The entire episode left a terrible legacy in David Suzuki’s life. Proud to be Canadian he began to despise his Japanese descent and his Asian appearance. For years as a teenager he saved money for an operation to enlarge his eyes and dye his hair. He refused to walk down the street with his parents because he felt ashamed of them. His father drummed into him that to do well with white people he would have to be twice as good as them.

Even today Suzuki struggles with the past. He says “The terrible burden I’ve had all my life is that I seem to be constantly trying to reaffirm to Canadians that I’m a worthwhile human being. It’s really ridiculous to be 64 years old and still feel that you’ve got to prove to them that you’re not somebody who should be locked up.”

Source: Information reported in the Sydney Morning Herald Good Weekend Magazine, April 8, 2000

The Remarkable Frillfin Goby

The Frillfin Goby is an ugly little fish, 10-15 centimeters long, that lives in tropical and sub-tropical regions around the world. You find them in rock pools. See a goby and you’re not likely to give it much thought. It’s not pretty like so many tropical species, nor is it impressive in size, nor is it any good to eat. It’s just an ugly, nondescript little fish swimming in rock pools.

But it is a remarkable creature. When you’re a fish living in a rockpool the biggest danger is birds who see you as a fine meal. Not really many places to run and hide. The goby however has developed an incredible technique to escape. It can fling its 10 centimetre body into a nearby rockpool, and if necessary to another, then another, and on and on.

The reason this is incredible is that the goby is jumping blind. It cannot see the rock pool into which it will leap, yet manages to jump with amazing accuracy.

How does the goby do this? Scientists have discovered that at high tide the goby swims around the rocky areas and makes a mental map of the landscape, noting where the depressions that will form rock pools are. It can do this with just one pass of an area! Then, from memory, it is able to leap from rock pool to rock pool.

The goby has a pea size brain, yet is able to accomplish this stunning feat.

I don’t know about you but the Frillfin Goby fills me with joy and wonder. It’s another reminder of the  remarkable world in which we live.
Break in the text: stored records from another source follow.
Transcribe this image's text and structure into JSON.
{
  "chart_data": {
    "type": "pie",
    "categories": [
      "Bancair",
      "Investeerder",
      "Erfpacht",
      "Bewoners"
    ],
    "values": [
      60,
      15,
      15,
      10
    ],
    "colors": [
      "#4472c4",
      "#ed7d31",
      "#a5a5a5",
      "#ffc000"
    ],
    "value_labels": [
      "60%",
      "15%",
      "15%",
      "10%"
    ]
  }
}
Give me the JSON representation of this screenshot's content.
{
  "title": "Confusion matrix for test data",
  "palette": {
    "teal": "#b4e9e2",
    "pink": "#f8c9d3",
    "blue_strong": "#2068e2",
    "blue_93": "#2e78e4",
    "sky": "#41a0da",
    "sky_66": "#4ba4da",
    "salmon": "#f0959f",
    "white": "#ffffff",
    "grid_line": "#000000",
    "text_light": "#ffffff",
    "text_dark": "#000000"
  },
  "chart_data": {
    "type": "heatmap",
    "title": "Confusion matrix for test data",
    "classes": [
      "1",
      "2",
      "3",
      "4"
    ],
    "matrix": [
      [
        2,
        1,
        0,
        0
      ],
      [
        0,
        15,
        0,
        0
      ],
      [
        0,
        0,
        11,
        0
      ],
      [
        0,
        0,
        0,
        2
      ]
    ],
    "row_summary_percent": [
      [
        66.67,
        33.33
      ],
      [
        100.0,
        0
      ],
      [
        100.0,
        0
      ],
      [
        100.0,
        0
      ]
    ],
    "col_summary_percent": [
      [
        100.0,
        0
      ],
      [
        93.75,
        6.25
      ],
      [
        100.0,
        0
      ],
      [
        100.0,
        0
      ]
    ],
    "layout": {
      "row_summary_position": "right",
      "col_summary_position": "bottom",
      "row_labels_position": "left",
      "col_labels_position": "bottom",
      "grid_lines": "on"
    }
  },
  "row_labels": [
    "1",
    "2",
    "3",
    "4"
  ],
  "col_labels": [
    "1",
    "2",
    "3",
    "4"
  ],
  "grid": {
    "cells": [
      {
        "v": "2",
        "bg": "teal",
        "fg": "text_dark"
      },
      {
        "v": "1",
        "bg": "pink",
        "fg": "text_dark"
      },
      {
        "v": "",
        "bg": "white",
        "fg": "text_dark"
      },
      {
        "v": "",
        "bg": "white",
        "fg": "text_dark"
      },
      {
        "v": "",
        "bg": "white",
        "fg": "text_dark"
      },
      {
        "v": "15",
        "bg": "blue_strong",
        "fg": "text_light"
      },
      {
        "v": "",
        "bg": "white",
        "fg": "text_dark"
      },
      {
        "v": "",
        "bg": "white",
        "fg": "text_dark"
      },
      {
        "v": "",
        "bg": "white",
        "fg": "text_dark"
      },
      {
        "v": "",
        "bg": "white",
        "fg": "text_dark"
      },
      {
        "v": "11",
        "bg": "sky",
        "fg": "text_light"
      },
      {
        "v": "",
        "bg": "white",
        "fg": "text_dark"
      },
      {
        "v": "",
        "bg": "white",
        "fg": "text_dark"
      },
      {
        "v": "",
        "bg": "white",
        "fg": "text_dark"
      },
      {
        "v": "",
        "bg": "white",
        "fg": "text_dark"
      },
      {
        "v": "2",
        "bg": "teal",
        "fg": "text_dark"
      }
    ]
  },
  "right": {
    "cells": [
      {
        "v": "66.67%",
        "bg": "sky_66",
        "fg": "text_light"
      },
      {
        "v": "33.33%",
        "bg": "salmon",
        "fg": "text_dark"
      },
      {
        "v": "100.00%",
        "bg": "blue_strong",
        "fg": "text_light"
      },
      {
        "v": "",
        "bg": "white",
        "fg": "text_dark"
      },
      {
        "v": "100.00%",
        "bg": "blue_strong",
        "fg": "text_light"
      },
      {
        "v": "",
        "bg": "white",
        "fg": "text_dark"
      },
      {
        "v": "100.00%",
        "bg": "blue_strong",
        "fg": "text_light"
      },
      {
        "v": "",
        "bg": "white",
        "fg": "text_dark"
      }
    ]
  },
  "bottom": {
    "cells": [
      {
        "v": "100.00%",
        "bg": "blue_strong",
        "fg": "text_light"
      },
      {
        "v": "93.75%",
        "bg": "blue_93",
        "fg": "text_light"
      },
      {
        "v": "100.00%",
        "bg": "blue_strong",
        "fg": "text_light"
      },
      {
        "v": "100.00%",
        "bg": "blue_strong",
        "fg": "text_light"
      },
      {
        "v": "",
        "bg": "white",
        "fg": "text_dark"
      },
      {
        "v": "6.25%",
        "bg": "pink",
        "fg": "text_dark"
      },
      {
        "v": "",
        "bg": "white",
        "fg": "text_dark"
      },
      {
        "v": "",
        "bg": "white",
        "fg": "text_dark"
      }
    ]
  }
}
The Frillfin Goby also teaches us to look for the remarkable in others.

 

Source: information about the Goby from Braithwaite, Do Fish Feel Pain?

A Worthless Creature

In the seventeenth century France a humanist scholar by the name of Muretus was an ailing fugitive. When he presented himself to the medical doctors he was dressed in the rags of a pauper. The doctors discussed his case in Latin, thinking he would not be able to understand them. “Faciamus experimentum in anima vili” one said, which means “Let us try an experiment with this worthless creature”. Imagine their shock when this pauper replied, also in Latin, “Vilem animam appellas pro qua Christus non dedignatus est mori?”, “Will you call worthless one for whom Christ did not disdain to die?”